As-tu privilégié les lieux extérieurs à défaut de tourner dans des lieux clos ?
J’ai tourné dans pas mal d’endroits clos, mais j’ai eu peur d’avoir à me tourner vers l’extérieur, que le propriétaire d’un lieu me lâche à cause de la situation sanitaire. Pour les scènes que nous avions à tourner dans la rue, je ne voulais pas que l’on voit des gens au loin avec des masques. Avec mon chef opérateur, nous avions cette envie commune de filmer la rue, de sentir la ville et ne pas se restreindre à filmer les scènes extérieures en plans serrés pour éviter les masques. Il a fallu beaucoup tricher là encore. Pour la figuration, nous avons fait marcher quelques personnes de l’équipe sans masque, tout en respectant de grandes distances entre eux. J’ai moi-même fait deux fois de la figuration pendant mon tournage. Éviter la présence des masques aujourd’hui, c’est presque faire un “film d’époque” !
© Alexandre Desane
Quels impacts ont eu les gestes barrières sur ton tournage ?

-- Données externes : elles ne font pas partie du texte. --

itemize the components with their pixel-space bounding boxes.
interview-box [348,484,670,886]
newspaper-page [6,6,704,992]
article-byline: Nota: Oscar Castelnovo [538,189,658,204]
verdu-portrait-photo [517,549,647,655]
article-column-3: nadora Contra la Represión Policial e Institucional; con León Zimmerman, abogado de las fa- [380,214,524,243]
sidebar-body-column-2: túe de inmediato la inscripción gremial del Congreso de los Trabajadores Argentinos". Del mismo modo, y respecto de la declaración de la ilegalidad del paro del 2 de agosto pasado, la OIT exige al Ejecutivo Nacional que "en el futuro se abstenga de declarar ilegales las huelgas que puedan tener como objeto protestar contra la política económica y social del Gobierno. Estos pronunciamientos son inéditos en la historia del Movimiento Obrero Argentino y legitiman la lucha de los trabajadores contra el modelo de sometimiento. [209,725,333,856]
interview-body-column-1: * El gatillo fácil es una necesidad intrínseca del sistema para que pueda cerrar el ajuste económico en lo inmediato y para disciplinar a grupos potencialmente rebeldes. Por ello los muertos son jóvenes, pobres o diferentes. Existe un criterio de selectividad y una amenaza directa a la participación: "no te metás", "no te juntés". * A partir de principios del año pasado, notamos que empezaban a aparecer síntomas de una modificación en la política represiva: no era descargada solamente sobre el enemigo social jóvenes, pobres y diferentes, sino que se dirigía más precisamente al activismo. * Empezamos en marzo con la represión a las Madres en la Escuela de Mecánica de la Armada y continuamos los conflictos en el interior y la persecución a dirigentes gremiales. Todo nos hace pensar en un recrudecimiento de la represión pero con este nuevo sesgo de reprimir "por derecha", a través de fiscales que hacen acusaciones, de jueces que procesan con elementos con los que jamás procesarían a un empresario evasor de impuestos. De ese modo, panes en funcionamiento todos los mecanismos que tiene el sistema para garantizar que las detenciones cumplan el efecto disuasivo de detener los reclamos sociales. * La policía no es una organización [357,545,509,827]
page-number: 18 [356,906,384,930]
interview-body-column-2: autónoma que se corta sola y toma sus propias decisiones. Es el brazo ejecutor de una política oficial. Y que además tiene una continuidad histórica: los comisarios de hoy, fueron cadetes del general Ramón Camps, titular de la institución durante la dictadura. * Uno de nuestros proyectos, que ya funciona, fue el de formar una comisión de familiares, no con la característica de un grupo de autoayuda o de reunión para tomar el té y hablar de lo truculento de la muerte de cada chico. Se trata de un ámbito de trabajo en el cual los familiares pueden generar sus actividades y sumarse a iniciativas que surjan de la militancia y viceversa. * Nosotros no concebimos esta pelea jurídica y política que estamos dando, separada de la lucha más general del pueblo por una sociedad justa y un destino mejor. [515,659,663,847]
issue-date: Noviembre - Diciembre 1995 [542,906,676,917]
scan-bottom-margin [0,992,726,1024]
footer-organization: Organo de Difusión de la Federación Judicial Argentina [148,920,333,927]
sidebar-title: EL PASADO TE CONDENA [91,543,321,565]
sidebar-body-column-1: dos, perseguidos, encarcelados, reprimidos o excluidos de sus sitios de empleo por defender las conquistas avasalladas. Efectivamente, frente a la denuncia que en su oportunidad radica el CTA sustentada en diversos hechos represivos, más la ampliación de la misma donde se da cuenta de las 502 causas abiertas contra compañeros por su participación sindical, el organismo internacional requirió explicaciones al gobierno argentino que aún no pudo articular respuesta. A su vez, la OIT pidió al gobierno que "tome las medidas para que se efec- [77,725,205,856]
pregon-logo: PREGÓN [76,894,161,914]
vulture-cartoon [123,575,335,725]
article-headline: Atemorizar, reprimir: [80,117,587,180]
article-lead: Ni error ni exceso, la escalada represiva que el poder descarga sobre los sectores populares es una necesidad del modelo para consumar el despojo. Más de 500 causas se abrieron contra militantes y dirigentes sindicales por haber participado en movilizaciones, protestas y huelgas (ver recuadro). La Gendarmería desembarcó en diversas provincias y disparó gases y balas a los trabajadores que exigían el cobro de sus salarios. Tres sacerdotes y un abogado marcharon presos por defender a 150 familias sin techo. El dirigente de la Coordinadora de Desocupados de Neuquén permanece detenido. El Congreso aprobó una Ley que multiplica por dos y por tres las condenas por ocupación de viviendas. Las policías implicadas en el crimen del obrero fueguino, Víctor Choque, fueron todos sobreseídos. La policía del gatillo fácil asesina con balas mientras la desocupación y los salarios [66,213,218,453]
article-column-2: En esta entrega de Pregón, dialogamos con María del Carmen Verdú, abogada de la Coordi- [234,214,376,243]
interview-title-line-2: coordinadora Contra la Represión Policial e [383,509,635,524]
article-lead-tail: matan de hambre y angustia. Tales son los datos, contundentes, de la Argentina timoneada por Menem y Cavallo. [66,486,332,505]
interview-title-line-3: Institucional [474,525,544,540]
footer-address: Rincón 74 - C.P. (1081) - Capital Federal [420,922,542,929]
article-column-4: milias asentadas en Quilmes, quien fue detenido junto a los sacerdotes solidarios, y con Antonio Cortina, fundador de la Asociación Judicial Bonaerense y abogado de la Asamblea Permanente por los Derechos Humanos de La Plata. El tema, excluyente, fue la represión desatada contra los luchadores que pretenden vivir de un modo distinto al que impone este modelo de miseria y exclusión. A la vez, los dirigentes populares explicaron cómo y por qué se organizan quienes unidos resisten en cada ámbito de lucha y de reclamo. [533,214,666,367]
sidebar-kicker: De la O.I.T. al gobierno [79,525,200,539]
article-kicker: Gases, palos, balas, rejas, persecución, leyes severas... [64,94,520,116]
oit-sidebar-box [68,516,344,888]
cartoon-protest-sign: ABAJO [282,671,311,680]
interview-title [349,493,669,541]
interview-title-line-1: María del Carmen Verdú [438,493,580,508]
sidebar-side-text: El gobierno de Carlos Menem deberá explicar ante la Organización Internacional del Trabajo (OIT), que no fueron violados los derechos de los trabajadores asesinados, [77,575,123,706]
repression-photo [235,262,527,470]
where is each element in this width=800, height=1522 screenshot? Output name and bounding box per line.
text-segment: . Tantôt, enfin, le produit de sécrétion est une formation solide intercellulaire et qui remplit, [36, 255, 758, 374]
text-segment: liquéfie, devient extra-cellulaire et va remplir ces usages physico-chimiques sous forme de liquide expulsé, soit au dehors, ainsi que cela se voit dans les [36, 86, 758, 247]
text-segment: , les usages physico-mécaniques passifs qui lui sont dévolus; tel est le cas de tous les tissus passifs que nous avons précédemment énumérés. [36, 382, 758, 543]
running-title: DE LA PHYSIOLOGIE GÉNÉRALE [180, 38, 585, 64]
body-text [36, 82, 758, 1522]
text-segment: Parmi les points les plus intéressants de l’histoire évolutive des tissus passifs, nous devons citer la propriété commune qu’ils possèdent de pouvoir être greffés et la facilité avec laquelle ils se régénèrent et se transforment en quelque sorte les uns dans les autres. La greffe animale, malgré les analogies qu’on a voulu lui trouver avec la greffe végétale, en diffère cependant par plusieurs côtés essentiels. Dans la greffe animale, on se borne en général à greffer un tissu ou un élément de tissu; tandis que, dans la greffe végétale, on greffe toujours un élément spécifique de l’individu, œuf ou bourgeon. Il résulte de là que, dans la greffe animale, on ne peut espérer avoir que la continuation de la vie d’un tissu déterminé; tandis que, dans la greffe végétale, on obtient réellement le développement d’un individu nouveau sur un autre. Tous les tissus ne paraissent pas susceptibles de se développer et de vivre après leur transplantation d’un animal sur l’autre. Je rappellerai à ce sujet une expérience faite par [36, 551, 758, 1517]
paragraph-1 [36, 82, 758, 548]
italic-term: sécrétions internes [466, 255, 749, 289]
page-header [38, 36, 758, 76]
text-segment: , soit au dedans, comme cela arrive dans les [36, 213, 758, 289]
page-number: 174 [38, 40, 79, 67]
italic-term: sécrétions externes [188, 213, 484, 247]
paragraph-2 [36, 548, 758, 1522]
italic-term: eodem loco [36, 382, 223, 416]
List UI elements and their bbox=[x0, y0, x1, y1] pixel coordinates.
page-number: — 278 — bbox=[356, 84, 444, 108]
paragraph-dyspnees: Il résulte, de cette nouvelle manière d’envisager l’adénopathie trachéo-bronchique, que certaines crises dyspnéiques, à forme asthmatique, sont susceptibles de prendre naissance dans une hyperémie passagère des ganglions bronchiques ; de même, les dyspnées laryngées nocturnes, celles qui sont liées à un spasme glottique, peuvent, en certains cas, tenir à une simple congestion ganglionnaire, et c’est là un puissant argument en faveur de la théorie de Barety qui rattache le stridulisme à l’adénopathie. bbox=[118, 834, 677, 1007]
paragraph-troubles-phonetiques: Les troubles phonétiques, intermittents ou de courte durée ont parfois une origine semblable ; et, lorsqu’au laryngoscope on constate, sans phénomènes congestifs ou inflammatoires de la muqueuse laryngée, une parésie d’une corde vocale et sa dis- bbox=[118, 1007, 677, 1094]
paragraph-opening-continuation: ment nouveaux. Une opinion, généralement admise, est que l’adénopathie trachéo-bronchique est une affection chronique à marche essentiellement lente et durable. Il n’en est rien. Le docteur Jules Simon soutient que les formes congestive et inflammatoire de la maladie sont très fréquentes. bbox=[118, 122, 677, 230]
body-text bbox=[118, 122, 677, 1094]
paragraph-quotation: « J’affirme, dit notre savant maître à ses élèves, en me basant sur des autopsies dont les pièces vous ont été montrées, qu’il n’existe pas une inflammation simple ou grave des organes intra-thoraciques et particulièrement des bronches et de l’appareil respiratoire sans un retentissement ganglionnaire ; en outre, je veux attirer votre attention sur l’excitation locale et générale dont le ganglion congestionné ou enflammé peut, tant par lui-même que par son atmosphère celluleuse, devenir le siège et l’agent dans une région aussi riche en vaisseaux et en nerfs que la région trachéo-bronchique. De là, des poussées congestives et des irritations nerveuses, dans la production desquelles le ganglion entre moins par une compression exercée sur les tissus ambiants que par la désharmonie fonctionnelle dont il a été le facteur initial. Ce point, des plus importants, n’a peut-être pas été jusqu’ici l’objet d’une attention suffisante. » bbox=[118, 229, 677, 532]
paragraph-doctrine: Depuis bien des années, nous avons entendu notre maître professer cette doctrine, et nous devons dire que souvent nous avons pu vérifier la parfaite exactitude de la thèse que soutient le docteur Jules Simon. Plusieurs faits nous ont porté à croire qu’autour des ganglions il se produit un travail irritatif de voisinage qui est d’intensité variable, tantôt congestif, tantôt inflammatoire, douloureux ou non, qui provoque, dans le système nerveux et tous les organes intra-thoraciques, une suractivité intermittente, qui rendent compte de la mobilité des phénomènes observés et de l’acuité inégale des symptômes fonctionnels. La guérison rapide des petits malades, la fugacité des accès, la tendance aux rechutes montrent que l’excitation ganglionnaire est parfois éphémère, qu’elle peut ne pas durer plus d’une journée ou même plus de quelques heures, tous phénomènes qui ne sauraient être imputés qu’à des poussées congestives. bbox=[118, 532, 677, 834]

Il y avait un référent Covid sur le plateau, qui faisait attention à ce que l’on respecte bien les gestes barrières. Si l’on se parlait toujours à travers des vitres pendant les pauses déjeuners, le plus difficile était de porter le masque. En tant que réalisatrice, j’ai trouvé cela très compliqué de diriger ainsi une équipe. Je me souviens que Souheila Yacoub et Déborah Lukumuena me disaient souvent qu’elles avaient besoin d’être rassurées pendant les prises. J’essayais de les encourager avec tout mon visage, mais finalement elles ne voyaient que mes yeux, pas mes sourires. Je pense qu’elles ont eu la sensation de ne pas avoir de réponses, mais c’était une protection nécessaire pour continuer le film. Sentimentalement et humainement, le film était très intense pour moi donc ne pas pouvoir se prendre dans les bras, c’est parfois dur.
Tu qualifies ton tournage d’intense. À quel point les journées ont-elles été allongées ?
Les journées n’ont pas été rallongées car il y a bien évidemment des règles d’horaires à respecter sur les tournages. C’était surtout intense parce qu’on avait conscience, d’une part, que le tournage pouvait s’arrêter net si l’un d’entre nous était contaminé et, d’autre part, que les restrictions du gouvernement qui prenaient de plus en plus d’ampleur pouvaient nous faire perdre un lieu. Tourner un film, c’est déjà beaucoup de pression, alors tourner un film en pleine pandémie mondiale, c’est un autre niveau de pression.
Au maquillage, quelles étaient les procédures de désinfection ?
Marietou Adjiratou Ba, notre cheffe maquilleuse, devait porter un masque tout le temps. Elle avait des pinceaux attitrés pour chaque personne qu’elle devait maquiller dans la journée. Elle avait également pris le soin de faire deux trousses différentes : une pour Souheila et une pour Déborah, dans lesquelles il y avait tout le nécessaire pour les maquiller et les coiffer. Elle avait tout en double et désinfectait régulièrement tout ce qu’elle pouvait après chaque journée de tournage. Chacun a pris ses précautions à fond, nous n’avons eu aucun cas de Covid sur le tournage. C’est grâce au sérieux et à la créativité de chaque personne de l’équipe qu’on est restés dans une énergie constructive ! L’enthousiasme et l’entraide de chacun ont été essentiels à la fabrication du film.